Wer dabei sein will, musste sich bewerben - über 400 Bürger haben das getan. Zu denen, die ausgewählt wurden, gehört Ursula Bender. Sie lebt in Aachen und arbeitet als Stadtplanerin in Mönchengladbach. „Wenn es darum geht, den CO2-Verbrauch zu verringern, ist jeder einzelne gefragt”, sagt sie. Es werde viel auf Industrie und Politik geschimpft, statt zu schauen, was man selbst in seiner unmittelbaren Umgebung tun kann. „Wie man sich fortbewegt, ist doch eine individuelle Entscheidung.”

Wann immer möglich, lässt Ursula Bender das Auto stehen und fährt mit dem Fahrrad. Zum Beispiel morgens zum Hauptbahnhof. Dort parkt sie und nimmt den Zug nach Mönchen-Gladbach. Abends geht es dann mit dem Fahrrad wieder vom Bahnhof aus zurück. „Das kommt nicht nur dem Klima zugute, sondern auch Gesundheit und Geldbörse.” Gerade in der Stadt habe man viele Möglichkeiten, aufs Auto zu verzichten, sagt sie. Bloß ein wenig fahrradfreundlicher könnten viele Städte, darunter auch Aachen, ihrer Meinung nach sein.

In ihrer Arbeitsgruppe im Verbraucherparlament möchte Ursula Bender unter anderem darauf zu sprechen kommen, wie man Fahrradfahren für Menschen attraktiver machen kann, die nicht so sportlich sind. „Aachen ist topographisch sehr hügelig, deshalb wäre es toll, wenn man dort in größerem Stil Elektrofahrräder fördern würde.” Auf das Verbraucherparlament aufmerksam geworden ist sie über die Homepage der Kampagne „für mich. für dich. fürs klima”. Dort wurde zum Mitmachen aufgerufen.

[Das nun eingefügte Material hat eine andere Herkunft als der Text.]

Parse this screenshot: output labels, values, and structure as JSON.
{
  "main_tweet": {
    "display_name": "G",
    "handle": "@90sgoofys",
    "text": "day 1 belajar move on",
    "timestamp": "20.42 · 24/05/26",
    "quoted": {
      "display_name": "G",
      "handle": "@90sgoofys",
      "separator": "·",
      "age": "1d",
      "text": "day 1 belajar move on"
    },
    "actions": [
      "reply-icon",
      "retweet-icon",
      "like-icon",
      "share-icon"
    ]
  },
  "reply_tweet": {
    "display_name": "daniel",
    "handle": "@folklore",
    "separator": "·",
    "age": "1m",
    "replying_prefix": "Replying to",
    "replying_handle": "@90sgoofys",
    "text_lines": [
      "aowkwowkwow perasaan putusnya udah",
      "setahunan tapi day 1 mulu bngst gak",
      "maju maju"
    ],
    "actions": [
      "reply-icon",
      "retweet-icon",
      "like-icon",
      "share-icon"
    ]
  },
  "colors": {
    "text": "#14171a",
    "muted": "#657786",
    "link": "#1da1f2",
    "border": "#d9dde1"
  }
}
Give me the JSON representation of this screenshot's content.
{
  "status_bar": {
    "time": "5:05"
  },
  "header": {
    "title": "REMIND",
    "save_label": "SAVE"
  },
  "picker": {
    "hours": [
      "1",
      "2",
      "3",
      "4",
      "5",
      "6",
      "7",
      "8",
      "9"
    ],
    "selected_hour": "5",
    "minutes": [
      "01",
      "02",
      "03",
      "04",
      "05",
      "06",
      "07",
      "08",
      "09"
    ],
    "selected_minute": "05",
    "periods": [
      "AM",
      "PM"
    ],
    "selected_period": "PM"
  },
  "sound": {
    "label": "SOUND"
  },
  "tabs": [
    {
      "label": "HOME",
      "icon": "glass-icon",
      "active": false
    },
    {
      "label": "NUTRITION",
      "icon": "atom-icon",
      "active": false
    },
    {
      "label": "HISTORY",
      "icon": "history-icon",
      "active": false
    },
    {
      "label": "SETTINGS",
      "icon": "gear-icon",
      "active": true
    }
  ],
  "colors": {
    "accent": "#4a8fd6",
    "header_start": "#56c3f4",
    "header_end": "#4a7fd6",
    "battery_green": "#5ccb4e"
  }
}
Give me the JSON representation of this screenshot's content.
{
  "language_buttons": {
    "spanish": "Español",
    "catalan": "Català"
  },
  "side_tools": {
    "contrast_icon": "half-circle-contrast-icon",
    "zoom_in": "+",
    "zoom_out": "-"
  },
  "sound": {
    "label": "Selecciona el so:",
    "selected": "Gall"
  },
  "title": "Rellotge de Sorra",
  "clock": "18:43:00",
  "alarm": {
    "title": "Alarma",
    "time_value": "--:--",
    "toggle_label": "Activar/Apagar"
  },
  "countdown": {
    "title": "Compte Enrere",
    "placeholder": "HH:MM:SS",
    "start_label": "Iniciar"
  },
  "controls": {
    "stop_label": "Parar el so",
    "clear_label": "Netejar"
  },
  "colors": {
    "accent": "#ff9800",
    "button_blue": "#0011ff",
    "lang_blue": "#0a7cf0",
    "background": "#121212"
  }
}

Über einen anderen Weg hat Harald Hartenstein aus Geilenkirchen von der Aktion erfahren. Der 62-jährige Frührentner und durch eine Anzeige der Bundesarbeitsgemeinschaft der Seniorenverbände (Bagso) auf das Verbraucherparlament gestoßen. Bagso ist Mitglied der Verbraucherallianz fürs Klima. „Ich habe das Infomaterial angefordert und mich sofort beworben”, sagt Harald Hartenstein. Er tritt er dafür ein, mehr Bahn und Bus zu fahren. „Das ist nicht nur gut fürs Klima, sondern ist auch angenehm und macht Spaß.”Da er keinen Führerschein hat, nutzt er seit Jahrzehnten öffentliche Verkehrsmittel. „Ich finde es schade, dass so viel über die Bahn gemeckert wird”, sagt er. Das Unternehmen habe zu Unrecht ein schlechtes Image bei den Verbrauchern.

Einzig die Preise seien oft übertrieben, gerade für Familien. Ein Punkt, den er im Verbraucherparlament einbringen möchte. Am Donnerstagabend treffen sich die Parlamentarier, um Organisatorisches zu erfahren. Den ganzen Freitag über wird diskutiert. Am Ende des Tages verabschieden die Verbraucher ein gemeinsames Papier mit ihren Vorschlägen. Die Verbraucheralllianz fürs Klima wird diese Inhalte und Entscheidungen in die politische Debatte einbringen. Das Verbraucherparlament macht so die Stimme der Verbraucher hörbar und nutzt ihre Einflussmöglichkeiten. Harald Hartenstein macht sich am Donnerstagmorgen auf den Weg. Natürlich per Zug.